The scandal over the Morimoto Gakuen school operator, which compromised the foundations of democracy, should not be dismissed and forgotten as something of the past.

The truth still remains hidden in the shadows. 

The Osaka District Court has dismissed a compensation claim by the widow of Toshio Akagi, a Finance Ministry employee who killed himself in 2018 after being ordered to falsify official documents.

Akagi, who was 54, worked at the ministry’s Kinki Local Finance Bureau. His widow, Masako, demanded damages from Nobuhisa Sagawa, then director-general of the ministry’s Financial Bureau.

A probe by the Finance Ministry said Sagawa “set the overall direction for the falsifications.”

Masako sued the government and Sagawa in 2020, hoping, in her words, to “know the truth.”

But the government abruptly made a cognovit, or acknowledged the plaintiff’s entire claim, late last year, ending the court proceedings before any substantial hearings took place.

We cannot but feel anger again at the government’s stance.
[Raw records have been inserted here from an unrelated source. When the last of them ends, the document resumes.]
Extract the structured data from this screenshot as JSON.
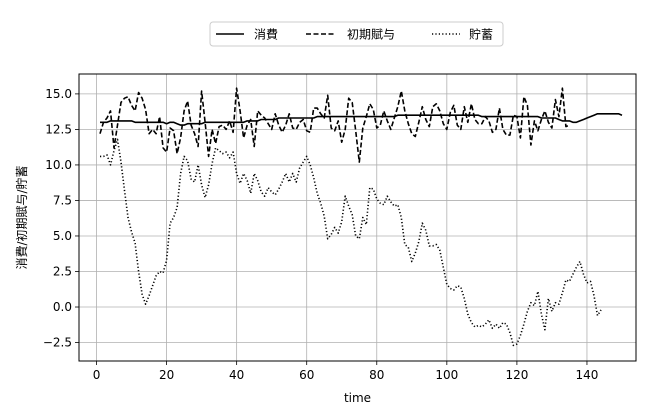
{
  "chart_data": {
    "type": "line",
    "title": "",
    "xlabel": "time",
    "ylabel": "消費/初期賦与/貯蓄",
    "xlim": [
      -5,
      154
    ],
    "ylim": [
      -3.8,
      16.4
    ],
    "xticks": [
      0,
      20,
      40,
      60,
      80,
      100,
      120,
      140
    ],
    "yticks": [
      -2.5,
      0.0,
      2.5,
      5.0,
      7.5,
      10.0,
      12.5,
      15.0
    ],
    "xtick_labels": [
      "0",
      "20",
      "40",
      "60",
      "80",
      "100",
      "120",
      "140"
    ],
    "ytick_labels": [
      "−2.5",
      "0.0",
      "2.5",
      "5.0",
      "7.5",
      "10.0",
      "12.5",
      "15.0"
    ],
    "grid": true,
    "legend_position": "top-center, outside",
    "x_start": 1,
    "series": [
      {
        "name": "消費",
        "style": "solid",
        "color": "#000000",
        "values": [
          13.0,
          13.0,
          13.0,
          13.1,
          13.1,
          13.1,
          13.1,
          13.1,
          13.1,
          13.1,
          13.0,
          13.0,
          13.0,
          13.0,
          13.0,
          13.0,
          13.0,
          13.0,
          13.0,
          12.9,
          13.0,
          13.0,
          12.9,
          12.8,
          12.8,
          12.9,
          12.9,
          12.9,
          12.9,
          12.9,
          13.0,
          13.0,
          13.0,
          13.0,
          13.0,
          13.0,
          13.0,
          13.0,
          13.0,
          13.0,
          13.0,
          13.0,
          13.1,
          13.1,
          13.1,
          13.1,
          13.2,
          13.2,
          13.2,
          13.2,
          13.2,
          13.3,
          13.3,
          13.3,
          13.3,
          13.3,
          13.3,
          13.3,
          13.3,
          13.3,
          13.3,
          13.3,
          13.4,
          13.4,
          13.4,
          13.4,
          13.4,
          13.4,
          13.4,
          13.4,
          13.4,
          13.4,
          13.4,
          13.4,
          13.4,
          13.4,
          13.4,
          13.4,
          13.4,
          13.4,
          13.4,
          13.4,
          13.4,
          13.4,
          13.4,
          13.5,
          13.5,
          13.5,
          13.5,
          13.5,
          13.5,
          13.5,
          13.5,
          13.5,
          13.5,
          13.5,
          13.5,
          13.5,
          13.5,
          13.5,
          13.5,
          13.5,
          13.5,
          13.5,
          13.5,
          13.5,
          13.5,
          13.5,
          13.5,
          13.4,
          13.4,
          13.4,
          13.4,
          13.4,
          13.4,
          13.4,
          13.4,
          13.4,
          13.4,
          13.4,
          13.4,
          13.4,
          13.4,
          13.4,
          13.4,
          13.4,
          13.3,
          13.3,
          13.3,
          13.3,
          13.3,
          13.2,
          13.1,
          13.1,
          13.1,
          13.0,
          13.0,
          13.1,
          13.2,
          13.3,
          13.4,
          13.5,
          13.6,
          13.6,
          13.6,
          13.6,
          13.6,
          13.6,
          13.6,
          13.5
        ]
      },
      {
        "name": "初期賦与",
        "style": "dashed",
        "color": "#000000",
        "values": [
          12.2,
          13.0,
          13.3,
          13.8,
          11.2,
          12.8,
          14.4,
          14.7,
          14.8,
          14.2,
          13.8,
          15.1,
          14.7,
          13.9,
          12.2,
          12.5,
          12.2,
          13.4,
          11.2,
          10.9,
          12.6,
          12.4,
          10.8,
          11.9,
          13.8,
          14.5,
          12.8,
          12.2,
          11.3,
          15.2,
          13.0,
          10.6,
          12.5,
          11.5,
          12.7,
          12.8,
          12.5,
          13.1,
          12.3,
          15.4,
          13.8,
          11.9,
          12.8,
          13.2,
          11.3,
          13.8,
          13.5,
          13.3,
          12.9,
          12.5,
          13.6,
          12.8,
          12.3,
          12.8,
          13.6,
          12.6,
          12.5,
          13.0,
          13.2,
          12.4,
          12.3,
          14.0,
          14.0,
          13.6,
          13.3,
          14.9,
          12.6,
          12.4,
          13.1,
          11.6,
          12.5,
          14.7,
          14.4,
          12.4,
          10.2,
          12.6,
          13.4,
          14.3,
          13.9,
          12.6,
          12.8,
          13.8,
          13.1,
          12.5,
          13.3,
          14.1,
          15.2,
          13.8,
          12.9,
          12.2,
          12.0,
          13.0,
          14.1,
          13.2,
          12.7,
          14.1,
          14.3,
          13.8,
          12.9,
          12.5,
          13.7,
          14.2,
          12.8,
          12.5,
          14.1,
          13.0,
          14.3,
          13.2,
          12.9,
          12.9,
          13.4,
          13.1,
          12.3,
          12.5,
          14.0,
          12.5,
          12.1,
          12.1,
          13.5,
          13.4,
          11.9,
          14.8,
          14.2,
          11.4,
          13.1,
          12.4,
          13.2,
          13.8,
          13.0,
          12.6,
          14.6,
          13.4,
          15.4,
          12.7,
          12.8
        ]
      },
      {
        "name": "貯蓄",
        "style": "dotted",
        "color": "#000000",
        "values": [
          10.6,
          10.6,
          10.7,
          10.0,
          11.0,
          11.8,
          10.2,
          8.2,
          6.3,
          5.3,
          4.5,
          2.5,
          0.9,
          0.2,
          0.8,
          1.5,
          2.2,
          2.5,
          2.4,
          3.3,
          5.9,
          6.3,
          7.0,
          9.4,
          10.6,
          10.3,
          9.0,
          8.8,
          10.0,
          8.6,
          7.7,
          8.6,
          10.1,
          11.2,
          11.0,
          10.8,
          10.9,
          10.5,
          10.9,
          9.4,
          8.7,
          9.4,
          8.9,
          8.0,
          9.4,
          8.9,
          8.1,
          7.8,
          8.4,
          8.1,
          7.9,
          8.3,
          8.8,
          9.4,
          8.8,
          9.4,
          8.8,
          9.8,
          10.2,
          10.6,
          10.0,
          9.1,
          8.0,
          7.3,
          6.4,
          4.8,
          5.1,
          5.6,
          5.2,
          6.0,
          7.8,
          7.1,
          6.5,
          5.0,
          4.8,
          6.3,
          5.8,
          8.4,
          8.3,
          7.6,
          7.3,
          7.2,
          7.8,
          7.4,
          7.1,
          7.2,
          6.3,
          4.4,
          4.2,
          3.2,
          3.8,
          4.6,
          5.9,
          5.4,
          4.3,
          4.3,
          4.4,
          4.0,
          2.8,
          1.6,
          1.3,
          1.2,
          1.5,
          1.4,
          0.6,
          -0.5,
          -1.1,
          -1.4,
          -1.3,
          -1.4,
          -1.2,
          -0.9,
          -1.5,
          -1.2,
          -1.5,
          -1.1,
          -1.2,
          -1.8,
          -2.7,
          -2.6,
          -2.0,
          -1.2,
          -0.3,
          0.3,
          0.1,
          1.1,
          -0.5,
          -1.6,
          0.6,
          -0.3,
          0.3,
          0.2,
          1.0,
          1.9,
          1.8,
          2.3,
          2.8,
          3.2,
          2.3,
          1.7,
          1.8,
          0.8,
          -0.6,
          -0.2
        ]
      }
    ]
  }
}
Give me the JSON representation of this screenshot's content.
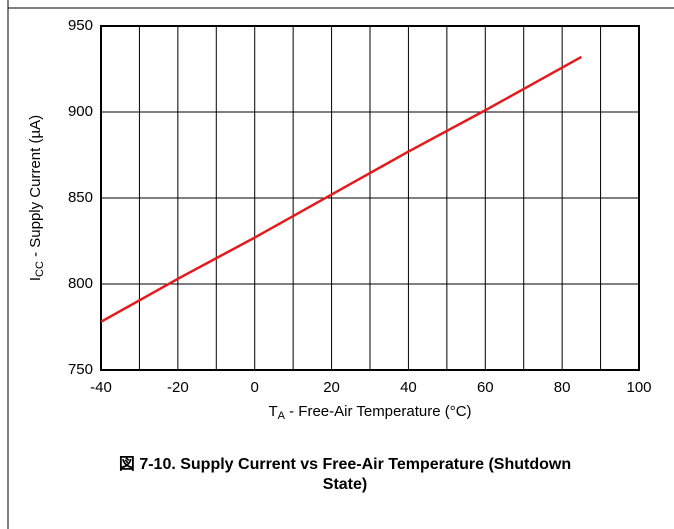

The government dashed opportunities for examination of witnesses involved in the case and also refused to exercise the legally stipulated right to demand compensation from Sagawa.

The court on Nov. 25 rejected Masako’s claim by citing a Supreme Court precedent saying that the liability to pay damages for illegal acts committed by national public servants as part of their duties falls on the government but not on individual public servants.

However, a viable legal theory says that norm need not be applied to provide protection for public servants in serious cases that could amount to intentional abuse of authority.

The falsifications of official documents were started on Sagawa’s initiative after former Prime Minister Shinzo Abe told the Diet in 2017 that he would “step down both as prime minister and as lawmaker” if he or his wife, Akie, were ever involved in the case.

During the trial procedures, Masako appeared in court in person after Abe died in July. She argued that Akie and Sagawa should come forward to reveal what occurred. 

Akie was honorary principal of an elementary school that was to be opened by Moritomo Gakuen, which had acquired a state-owned plot of land at a discount of more than 800 million yen ($5.76 million) from the appraised value.

Sagawa cited fear of criminal prosecution in refusing to testify before the Diet when he was summoned as a sworn witness. He has remained silent even after the Osaka District Public Prosecutors Office ended its investigation into the matter.

With no prospect in sight that the case will ever be elucidated in court, the administration of Prime Minister Fumio Kishida and the Diet have a duty to respond to Masako’s plea.

During a Diet session on Nov. 25, Finance Minister Shunichi Suzuki declined to comment on the court decision, saying the government is not party to the case.

In responding to a question later in the session, Kishida only said, “I continued to instruct concerned parties, including the Finance Ministry, to do everything to fulfill their accountability.”

When he was pursuing the post of prime minister, Kishida maintained that “public trust, which is the foundation of politics, has fallen apart, bringing Japan’s democracy into a crisis.”

We are left to wonder where his original commitment to reform has gone.

In the Moritomo case, official documents were boldly rigged and scrapped, and false responses were repeatedly given in the Diet over the scandal.

That seriously hurt functions for the oversight of administration. The Diet, which represents the public, has a duty to try to reinstate those functions through fact-finding efforts.

The administration and the Diet should keep in mind that Masako’s repeated plea that she wants to know the truth is shared by many members of the public.